Comments about Including the Crosscutting Concept
Focusing on the connections to the Cross Cutting concept of cause and effect relationships will maximize student learning in relation to the targeted Disciplinary Core Idea and Performance Expectation. Teachers should also consistently challenge students to use concepts of cause and effect as the students make claims based on their experimental data. Teachers should regularly ask students questions like, “What is your evidence for what you are claiming?” or “what is your evidence that makes this statement true?”

Resource Quality

  • Alignment to the Dimensions of the NGSS: This and the other lessons in this book were designed explicitly to address the three dimensions of the Framework for K-12 Science Education. Teachers are advised to familiarize themselves with Sampson and Schleigh's argumentation framework, suggested teacher behaviors, and assessment approaches before implementing this lesson in the classroom. The disciplinary core idea, the cross cutting concept and the practice addressed by this lesson all coherently work together to support students in three dimensional learning. The lesson centers on the phenomena of the family relationships being determined by genetic makeup of the individual. The lesson resources do not include instructional materials that directly present the core concepts targeted by the lesson. Rather, the teacher will need to provide such instruction prior to or embedded within the argumentation cycle.
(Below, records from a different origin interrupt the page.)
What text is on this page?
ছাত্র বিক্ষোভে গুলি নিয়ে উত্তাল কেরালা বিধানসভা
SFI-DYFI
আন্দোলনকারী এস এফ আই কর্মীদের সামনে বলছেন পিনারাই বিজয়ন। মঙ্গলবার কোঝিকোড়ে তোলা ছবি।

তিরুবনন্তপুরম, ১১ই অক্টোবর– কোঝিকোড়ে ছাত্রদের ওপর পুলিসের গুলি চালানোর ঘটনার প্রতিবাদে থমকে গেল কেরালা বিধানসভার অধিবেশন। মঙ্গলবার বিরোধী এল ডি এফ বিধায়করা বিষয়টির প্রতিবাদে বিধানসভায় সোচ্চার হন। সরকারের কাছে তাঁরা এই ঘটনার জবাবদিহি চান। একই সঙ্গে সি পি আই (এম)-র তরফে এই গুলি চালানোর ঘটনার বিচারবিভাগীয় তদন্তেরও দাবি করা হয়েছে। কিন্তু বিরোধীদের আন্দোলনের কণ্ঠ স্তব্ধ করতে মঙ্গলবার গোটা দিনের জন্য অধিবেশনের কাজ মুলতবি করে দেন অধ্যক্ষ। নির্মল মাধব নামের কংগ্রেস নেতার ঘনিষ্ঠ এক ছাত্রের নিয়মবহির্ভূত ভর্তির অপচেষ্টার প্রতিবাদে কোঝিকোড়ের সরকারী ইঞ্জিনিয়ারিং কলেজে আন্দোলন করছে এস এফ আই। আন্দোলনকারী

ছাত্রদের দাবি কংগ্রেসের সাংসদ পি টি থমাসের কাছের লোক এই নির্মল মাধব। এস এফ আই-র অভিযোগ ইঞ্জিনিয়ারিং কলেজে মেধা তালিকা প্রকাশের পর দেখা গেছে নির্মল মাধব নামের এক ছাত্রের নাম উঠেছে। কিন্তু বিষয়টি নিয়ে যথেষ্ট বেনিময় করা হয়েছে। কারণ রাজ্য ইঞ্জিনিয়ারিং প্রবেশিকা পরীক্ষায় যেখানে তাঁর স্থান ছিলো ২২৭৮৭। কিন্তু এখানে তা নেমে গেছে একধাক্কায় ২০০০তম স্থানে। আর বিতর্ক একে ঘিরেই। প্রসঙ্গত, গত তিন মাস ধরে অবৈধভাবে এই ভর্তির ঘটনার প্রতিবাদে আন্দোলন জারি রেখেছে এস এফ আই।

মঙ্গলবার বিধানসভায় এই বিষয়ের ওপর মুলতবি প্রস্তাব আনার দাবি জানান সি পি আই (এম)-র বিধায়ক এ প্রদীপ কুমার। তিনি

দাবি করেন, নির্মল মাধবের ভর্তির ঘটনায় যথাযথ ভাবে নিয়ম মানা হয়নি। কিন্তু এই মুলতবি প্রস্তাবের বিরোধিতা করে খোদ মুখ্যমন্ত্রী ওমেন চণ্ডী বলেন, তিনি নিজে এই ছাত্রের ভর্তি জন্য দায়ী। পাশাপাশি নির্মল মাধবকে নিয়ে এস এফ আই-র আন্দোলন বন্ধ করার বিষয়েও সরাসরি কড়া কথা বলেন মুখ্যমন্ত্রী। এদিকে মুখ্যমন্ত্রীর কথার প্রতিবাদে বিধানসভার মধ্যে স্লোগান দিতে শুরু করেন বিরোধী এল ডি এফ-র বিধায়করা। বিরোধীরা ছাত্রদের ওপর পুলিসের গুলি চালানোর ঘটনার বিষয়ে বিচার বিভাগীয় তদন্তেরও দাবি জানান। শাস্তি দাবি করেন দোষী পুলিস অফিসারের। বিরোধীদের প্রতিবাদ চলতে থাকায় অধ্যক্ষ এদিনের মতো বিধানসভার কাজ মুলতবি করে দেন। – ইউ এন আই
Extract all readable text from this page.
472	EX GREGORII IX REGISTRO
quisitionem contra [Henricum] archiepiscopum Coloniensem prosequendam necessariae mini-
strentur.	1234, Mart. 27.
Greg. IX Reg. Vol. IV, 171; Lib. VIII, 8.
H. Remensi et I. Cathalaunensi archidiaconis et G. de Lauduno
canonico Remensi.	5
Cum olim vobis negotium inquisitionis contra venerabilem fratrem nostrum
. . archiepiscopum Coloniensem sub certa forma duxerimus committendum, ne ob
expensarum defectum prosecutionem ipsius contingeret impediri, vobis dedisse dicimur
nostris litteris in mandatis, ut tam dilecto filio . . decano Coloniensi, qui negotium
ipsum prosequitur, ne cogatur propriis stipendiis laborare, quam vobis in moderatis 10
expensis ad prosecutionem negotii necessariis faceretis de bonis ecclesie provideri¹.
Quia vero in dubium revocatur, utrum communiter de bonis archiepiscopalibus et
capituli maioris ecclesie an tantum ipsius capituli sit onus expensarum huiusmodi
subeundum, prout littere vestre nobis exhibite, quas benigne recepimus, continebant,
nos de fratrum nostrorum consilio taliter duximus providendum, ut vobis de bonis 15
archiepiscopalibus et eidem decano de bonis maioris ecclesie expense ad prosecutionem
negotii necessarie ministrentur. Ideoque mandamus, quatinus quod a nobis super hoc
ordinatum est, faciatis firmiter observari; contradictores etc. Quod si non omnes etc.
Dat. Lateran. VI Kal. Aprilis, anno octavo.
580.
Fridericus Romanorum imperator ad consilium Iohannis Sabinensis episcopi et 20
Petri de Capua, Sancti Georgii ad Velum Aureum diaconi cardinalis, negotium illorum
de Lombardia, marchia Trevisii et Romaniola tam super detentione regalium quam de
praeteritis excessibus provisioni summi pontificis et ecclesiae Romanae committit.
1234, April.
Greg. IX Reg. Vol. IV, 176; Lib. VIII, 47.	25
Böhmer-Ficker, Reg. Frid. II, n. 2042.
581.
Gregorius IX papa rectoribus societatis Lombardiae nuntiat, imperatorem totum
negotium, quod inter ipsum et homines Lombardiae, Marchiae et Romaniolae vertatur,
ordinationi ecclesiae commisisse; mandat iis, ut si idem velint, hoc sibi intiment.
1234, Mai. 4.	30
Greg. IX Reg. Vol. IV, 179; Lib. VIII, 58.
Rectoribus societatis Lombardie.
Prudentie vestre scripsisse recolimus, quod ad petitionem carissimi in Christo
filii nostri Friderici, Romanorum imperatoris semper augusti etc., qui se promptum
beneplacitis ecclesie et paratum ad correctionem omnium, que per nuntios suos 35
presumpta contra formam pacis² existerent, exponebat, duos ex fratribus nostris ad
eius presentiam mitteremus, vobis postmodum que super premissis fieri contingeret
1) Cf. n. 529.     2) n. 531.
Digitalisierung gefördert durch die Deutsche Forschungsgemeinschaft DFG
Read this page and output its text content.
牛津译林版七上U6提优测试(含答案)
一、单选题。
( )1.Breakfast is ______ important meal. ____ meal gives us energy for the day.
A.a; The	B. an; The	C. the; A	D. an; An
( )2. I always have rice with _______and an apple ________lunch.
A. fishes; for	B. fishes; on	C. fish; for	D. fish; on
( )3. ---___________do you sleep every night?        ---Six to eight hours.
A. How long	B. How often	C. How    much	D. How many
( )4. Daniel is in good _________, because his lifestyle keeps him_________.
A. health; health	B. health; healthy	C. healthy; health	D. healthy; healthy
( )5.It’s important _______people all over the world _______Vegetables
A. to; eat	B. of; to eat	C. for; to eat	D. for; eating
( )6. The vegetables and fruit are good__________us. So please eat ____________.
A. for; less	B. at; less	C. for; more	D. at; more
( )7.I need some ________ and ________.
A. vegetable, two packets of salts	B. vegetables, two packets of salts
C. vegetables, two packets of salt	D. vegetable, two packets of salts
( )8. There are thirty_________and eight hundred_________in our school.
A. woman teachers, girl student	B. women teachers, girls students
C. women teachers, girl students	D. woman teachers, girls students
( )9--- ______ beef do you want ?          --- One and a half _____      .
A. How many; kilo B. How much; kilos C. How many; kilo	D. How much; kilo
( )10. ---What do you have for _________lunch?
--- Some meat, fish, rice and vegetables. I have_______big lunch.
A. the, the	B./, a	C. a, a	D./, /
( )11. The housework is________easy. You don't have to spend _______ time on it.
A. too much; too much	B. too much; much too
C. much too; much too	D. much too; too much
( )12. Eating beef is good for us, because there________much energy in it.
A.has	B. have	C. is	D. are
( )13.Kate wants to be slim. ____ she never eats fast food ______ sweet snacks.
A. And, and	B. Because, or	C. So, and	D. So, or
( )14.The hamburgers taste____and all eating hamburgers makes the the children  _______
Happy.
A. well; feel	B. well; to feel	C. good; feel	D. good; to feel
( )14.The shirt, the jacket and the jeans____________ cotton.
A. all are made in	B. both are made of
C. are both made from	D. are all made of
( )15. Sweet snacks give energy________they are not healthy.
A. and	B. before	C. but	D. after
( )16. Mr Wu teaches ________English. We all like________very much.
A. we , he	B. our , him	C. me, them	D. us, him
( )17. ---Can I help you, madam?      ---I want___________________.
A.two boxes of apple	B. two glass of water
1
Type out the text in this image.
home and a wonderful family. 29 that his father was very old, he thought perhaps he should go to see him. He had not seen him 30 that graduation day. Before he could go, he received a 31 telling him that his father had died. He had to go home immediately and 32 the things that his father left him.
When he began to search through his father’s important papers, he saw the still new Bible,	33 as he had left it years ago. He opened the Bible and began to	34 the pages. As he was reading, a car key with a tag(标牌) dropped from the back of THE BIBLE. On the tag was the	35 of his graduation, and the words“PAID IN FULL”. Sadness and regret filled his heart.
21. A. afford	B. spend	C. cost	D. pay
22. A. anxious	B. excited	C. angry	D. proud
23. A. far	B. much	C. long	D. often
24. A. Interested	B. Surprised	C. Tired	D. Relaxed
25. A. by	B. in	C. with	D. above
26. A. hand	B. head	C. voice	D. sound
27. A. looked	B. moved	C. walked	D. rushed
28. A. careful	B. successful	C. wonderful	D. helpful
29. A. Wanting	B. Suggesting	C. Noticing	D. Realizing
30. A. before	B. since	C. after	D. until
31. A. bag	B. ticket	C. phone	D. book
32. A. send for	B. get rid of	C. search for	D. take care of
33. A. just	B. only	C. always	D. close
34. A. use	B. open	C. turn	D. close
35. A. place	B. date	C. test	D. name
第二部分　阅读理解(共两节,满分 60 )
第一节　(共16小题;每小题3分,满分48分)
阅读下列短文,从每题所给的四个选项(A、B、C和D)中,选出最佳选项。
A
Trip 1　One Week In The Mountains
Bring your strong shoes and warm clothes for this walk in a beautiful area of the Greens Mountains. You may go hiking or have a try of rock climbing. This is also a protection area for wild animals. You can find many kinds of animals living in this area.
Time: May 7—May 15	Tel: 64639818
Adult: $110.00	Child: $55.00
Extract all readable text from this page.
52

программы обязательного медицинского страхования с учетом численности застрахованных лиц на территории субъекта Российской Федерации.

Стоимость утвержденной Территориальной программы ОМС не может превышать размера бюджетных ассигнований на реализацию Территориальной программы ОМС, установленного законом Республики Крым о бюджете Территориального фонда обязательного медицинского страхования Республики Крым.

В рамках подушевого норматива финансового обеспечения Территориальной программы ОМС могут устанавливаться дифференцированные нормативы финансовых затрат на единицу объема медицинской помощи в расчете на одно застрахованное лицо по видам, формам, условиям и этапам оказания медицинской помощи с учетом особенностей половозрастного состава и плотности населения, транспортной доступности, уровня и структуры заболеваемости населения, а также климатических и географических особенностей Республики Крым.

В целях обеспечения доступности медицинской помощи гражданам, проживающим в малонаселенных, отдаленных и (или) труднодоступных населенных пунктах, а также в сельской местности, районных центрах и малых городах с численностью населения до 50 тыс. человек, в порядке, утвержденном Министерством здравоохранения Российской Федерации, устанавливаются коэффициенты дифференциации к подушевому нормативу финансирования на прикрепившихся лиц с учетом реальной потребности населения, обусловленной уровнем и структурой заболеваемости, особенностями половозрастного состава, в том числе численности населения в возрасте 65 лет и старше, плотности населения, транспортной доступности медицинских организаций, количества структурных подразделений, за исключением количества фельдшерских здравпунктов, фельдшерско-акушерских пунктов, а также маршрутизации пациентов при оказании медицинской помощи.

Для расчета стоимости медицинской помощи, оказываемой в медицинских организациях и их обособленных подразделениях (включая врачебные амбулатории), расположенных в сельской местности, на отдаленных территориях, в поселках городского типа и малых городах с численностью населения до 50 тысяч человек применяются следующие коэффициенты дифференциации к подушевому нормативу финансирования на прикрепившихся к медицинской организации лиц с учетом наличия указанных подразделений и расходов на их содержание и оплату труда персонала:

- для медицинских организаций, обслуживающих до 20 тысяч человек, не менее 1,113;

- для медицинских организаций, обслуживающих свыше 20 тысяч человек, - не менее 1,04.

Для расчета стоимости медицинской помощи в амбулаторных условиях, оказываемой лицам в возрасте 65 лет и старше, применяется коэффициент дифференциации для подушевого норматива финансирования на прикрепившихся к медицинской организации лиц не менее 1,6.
  • Instructional Supports: The lesson begins with an explanation of short tandem repeats (STRs) and their connection to genetic markers. The location and size of STRs an individual has is dependent upon the DNA inherited from each parent. The students must be familiar with Mendelian inheritance and DNA structure as well as different modes of inheritance such as incomplete dominance, multiple alleles, and polygenic inheritance. The teacher might wish to enhance the lesson opening by incorporating a short formative assessment prompt to activate students’ prior knowledge of Mendelian genetics and/or DNA structure. The preface, introduction, assessment chapter, and appendix of the full book provide additional ideas for expanding and enhancing the lesson as well as supportive resources.

  • Monitoring Student Progress: Constant monitoring and feedback are built in to the Sampson and Schleigh's argumentation framework, but are reliant on skillful teacher interactions with students. Supportive questioning is critical to student success in this and similar lessons. Teachers should monitor and provide feedback to students as they construct initial arguments, present and critique arguments, and draft final written arguments. Teachers can also model and guide students in providing constructive peer feedback. Teachers should also consider allowing students to revise and improve final written arguments based on teacher and peer feedback.

  • Quality of Technological Interactivity: This is not a technology-based lesson. Technology may be incorporated in supporting instruction.